Kassai und dessen Assistenten, die den 41-Jährigen mehrmals völlig im Stich gelassen hatten, sollen nach Spielschluss von mehreren Spielern der Bayern, darunter Vidal, bis in die Kabine verfolgt und gestellt worden sein. Nicht nur die Real nahestehende Marca berichtete von wüsten Beschimpfungen.
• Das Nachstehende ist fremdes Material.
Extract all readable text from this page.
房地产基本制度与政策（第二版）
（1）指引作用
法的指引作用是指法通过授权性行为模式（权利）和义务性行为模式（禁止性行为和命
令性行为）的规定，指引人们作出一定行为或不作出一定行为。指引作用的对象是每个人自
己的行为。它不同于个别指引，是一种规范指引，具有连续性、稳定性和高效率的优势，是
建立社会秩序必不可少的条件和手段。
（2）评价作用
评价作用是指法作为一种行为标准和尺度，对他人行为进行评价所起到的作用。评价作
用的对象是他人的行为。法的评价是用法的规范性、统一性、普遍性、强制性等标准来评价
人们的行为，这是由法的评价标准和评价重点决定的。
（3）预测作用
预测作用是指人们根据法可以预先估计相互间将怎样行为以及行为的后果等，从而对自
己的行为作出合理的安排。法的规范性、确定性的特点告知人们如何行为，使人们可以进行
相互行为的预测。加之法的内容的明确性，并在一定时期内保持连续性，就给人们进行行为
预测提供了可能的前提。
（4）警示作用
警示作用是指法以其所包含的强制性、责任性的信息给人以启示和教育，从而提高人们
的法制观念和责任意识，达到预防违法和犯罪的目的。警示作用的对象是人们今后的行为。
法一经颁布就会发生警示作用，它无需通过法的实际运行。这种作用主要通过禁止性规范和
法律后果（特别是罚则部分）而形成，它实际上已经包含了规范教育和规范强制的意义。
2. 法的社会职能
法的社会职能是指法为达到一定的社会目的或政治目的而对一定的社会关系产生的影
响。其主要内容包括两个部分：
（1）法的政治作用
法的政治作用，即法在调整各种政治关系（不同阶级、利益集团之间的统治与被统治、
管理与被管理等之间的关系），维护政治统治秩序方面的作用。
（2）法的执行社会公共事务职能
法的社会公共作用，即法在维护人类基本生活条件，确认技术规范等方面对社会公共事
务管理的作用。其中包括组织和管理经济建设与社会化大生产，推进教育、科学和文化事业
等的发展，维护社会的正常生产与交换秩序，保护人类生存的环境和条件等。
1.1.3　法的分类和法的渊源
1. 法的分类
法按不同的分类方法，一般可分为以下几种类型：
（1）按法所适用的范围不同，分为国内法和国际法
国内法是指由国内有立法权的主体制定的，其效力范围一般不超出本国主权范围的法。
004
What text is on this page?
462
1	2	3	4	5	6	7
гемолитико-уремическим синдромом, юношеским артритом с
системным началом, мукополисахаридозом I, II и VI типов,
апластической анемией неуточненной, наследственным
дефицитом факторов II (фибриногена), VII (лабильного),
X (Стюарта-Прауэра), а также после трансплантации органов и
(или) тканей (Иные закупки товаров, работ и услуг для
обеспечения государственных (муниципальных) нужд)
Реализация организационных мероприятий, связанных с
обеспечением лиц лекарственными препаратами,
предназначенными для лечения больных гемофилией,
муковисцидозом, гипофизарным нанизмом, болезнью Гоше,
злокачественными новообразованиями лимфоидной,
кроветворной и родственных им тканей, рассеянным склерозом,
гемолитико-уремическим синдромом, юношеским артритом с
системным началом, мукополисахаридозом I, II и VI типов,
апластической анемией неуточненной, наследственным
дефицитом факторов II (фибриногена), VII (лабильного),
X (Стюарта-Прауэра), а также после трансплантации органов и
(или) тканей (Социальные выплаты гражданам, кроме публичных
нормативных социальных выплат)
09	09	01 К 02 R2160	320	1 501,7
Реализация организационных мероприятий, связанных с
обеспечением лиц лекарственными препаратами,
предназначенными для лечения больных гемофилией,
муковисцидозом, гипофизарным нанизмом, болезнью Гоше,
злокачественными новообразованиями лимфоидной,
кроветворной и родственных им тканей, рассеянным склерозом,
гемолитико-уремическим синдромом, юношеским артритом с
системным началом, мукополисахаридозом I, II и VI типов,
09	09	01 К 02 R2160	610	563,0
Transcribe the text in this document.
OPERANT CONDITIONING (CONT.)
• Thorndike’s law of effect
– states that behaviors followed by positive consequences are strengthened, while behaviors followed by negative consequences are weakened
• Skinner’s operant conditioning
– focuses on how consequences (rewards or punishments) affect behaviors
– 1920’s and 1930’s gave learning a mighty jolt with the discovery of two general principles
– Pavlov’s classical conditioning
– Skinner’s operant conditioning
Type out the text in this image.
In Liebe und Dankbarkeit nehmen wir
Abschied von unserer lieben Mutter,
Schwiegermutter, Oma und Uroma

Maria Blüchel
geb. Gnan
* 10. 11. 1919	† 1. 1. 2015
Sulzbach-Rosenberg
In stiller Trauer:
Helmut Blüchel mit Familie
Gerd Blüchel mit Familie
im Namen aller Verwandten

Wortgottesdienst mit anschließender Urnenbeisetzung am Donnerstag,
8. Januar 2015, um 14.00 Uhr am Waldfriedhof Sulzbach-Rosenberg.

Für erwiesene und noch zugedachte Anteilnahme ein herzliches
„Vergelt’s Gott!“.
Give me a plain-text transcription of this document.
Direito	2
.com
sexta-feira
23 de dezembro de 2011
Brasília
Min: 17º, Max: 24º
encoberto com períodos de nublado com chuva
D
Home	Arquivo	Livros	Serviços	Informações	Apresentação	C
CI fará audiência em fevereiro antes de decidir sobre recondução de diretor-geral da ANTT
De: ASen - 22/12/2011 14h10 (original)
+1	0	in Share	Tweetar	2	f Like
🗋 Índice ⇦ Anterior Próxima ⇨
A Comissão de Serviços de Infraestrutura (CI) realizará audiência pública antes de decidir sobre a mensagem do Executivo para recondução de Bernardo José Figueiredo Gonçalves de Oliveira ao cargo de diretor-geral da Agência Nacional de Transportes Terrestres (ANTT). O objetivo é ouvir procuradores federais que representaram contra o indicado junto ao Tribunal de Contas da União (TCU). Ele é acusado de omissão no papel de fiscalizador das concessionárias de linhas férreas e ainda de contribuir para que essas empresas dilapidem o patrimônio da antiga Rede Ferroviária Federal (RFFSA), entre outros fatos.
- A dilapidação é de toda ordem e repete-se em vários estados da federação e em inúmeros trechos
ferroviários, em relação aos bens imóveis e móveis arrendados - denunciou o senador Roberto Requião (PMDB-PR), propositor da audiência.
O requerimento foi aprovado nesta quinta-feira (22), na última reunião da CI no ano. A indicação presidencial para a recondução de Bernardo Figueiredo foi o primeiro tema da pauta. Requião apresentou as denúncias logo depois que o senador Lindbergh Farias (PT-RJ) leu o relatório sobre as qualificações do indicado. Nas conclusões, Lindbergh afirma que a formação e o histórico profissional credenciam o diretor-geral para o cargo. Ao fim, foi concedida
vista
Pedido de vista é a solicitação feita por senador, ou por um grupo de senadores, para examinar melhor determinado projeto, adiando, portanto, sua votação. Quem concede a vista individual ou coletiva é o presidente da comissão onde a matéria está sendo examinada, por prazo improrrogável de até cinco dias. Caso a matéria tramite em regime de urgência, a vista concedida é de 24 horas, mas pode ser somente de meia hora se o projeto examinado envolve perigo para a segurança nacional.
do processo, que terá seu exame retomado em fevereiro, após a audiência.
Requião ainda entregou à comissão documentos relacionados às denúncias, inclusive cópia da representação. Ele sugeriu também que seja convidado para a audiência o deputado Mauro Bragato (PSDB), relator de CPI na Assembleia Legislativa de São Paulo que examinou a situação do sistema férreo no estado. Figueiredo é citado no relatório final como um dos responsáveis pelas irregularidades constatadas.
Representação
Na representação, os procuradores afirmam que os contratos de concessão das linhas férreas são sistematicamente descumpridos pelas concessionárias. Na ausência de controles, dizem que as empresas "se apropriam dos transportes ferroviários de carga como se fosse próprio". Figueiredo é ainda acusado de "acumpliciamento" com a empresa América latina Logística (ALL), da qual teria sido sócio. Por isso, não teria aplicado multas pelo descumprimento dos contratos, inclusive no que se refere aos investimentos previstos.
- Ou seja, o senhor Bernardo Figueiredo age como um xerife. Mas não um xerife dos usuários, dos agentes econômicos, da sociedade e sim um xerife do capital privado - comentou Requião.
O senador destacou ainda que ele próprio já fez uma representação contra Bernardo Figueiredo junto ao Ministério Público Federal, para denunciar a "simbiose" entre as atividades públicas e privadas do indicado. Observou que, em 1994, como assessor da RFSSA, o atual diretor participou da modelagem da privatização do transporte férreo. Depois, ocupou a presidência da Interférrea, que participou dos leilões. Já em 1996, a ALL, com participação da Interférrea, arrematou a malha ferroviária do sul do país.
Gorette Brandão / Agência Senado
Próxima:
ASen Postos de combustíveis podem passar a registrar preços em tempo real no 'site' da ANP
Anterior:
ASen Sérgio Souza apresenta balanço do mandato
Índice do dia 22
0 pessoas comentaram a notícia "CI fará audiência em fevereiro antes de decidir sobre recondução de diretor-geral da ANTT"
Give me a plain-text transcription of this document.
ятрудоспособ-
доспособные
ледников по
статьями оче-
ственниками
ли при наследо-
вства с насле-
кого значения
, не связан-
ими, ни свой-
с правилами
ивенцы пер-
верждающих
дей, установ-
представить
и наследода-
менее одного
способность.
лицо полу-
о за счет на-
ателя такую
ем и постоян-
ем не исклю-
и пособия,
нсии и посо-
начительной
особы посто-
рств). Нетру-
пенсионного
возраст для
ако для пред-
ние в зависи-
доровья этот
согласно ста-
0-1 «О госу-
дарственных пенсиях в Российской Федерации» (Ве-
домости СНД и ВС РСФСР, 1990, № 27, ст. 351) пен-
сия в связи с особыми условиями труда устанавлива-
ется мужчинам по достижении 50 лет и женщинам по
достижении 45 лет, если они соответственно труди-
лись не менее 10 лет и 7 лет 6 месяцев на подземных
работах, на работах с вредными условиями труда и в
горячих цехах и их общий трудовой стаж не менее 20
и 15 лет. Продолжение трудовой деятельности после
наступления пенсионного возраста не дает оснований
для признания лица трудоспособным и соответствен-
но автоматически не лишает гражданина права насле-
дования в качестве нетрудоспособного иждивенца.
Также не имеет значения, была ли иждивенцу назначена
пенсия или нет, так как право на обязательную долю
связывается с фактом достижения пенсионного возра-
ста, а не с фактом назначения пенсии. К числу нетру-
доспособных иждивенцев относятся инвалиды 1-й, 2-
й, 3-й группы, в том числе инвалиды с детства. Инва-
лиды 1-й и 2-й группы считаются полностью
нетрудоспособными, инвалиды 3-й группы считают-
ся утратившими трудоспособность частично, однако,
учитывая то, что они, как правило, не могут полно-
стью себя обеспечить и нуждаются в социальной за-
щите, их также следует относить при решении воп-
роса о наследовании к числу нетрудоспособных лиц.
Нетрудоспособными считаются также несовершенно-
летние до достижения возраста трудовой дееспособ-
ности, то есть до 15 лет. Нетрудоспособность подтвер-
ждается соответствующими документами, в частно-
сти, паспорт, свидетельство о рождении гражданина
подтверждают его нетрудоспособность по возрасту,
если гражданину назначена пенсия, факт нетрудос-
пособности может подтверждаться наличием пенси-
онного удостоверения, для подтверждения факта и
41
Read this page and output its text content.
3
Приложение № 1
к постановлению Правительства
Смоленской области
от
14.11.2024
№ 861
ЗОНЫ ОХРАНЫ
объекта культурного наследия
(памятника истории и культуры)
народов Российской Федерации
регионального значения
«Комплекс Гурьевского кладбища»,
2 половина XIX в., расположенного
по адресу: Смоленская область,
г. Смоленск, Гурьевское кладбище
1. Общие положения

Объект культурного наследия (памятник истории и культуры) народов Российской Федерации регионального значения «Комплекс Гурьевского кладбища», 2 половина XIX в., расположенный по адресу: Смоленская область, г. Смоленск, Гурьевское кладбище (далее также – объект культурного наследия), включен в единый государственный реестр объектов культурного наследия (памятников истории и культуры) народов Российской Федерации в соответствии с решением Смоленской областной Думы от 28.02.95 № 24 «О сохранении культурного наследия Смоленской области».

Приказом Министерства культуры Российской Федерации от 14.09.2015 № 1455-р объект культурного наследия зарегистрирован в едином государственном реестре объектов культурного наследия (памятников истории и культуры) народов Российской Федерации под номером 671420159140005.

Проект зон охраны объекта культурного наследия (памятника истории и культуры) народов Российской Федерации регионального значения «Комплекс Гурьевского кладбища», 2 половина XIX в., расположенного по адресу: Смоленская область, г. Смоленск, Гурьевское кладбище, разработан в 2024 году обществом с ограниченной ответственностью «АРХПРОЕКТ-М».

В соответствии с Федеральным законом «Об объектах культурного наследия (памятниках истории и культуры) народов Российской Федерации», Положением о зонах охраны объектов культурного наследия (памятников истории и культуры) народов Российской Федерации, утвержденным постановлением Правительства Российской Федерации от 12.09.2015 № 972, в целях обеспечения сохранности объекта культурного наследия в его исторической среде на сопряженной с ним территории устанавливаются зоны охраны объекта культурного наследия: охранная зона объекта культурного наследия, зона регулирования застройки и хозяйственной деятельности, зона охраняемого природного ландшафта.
Boss Rummenigge hatte ja vorgepöbelt: „Ich habe zum ersten Mal so etwas wie wahnsinnige Wut in mir, weil wir beschissen wurden, wir sind beschissen worden, im wahrsten Sinne des Wortes.“
Coach Carlo Ancelotti mühte sich nach Schuldzuweisungen in der ersten Emotion dagegen um etwas mehr Sachlichkeit als sein Chef: „Das war von den Schiedsrichtern eine Serie von Fehlern, die auf diesem Niveau nicht passieren dürfen.“
Ein Vorpfeifer
Der Italiener verlieh zudem seiner Hoffnung Ausdruck, dass mit der Einführung des Videobeweises Derartiges nicht mehr passieren möge. Der erste Unparteiische, der sich in einem offiziellen Spiel des Weltverbandes (Fifa) des Videobeweises bedienen konnte, war übrigens Kassai – im Halbfinale der Klub-WM 2016.
Für die Bayern wog das Scheitern am größten Saisonziel umso schwerer, als sie auch Manuel Neuer verloren. Der Teamtorhüter hatte Ancelottis Truppe wie schon beim 1:2 im Heimspiel mit starken Paraden im Rennen gehalten und das Tor auch noch als Verletzter gehütet. Der 31-Jährige erlitt bei Ronaldos drittem Treffer des Abends eine Fraktur am linken Fuß, der erst vor drei Wochen operiert worden war. Er wird über das Saisonende hinaus ausfallen. Ein herber Verlust für die Bayern, denen schon am Mittwoch das Pokalhalbfinale gegen Borussia Dortmund ins Haus steht.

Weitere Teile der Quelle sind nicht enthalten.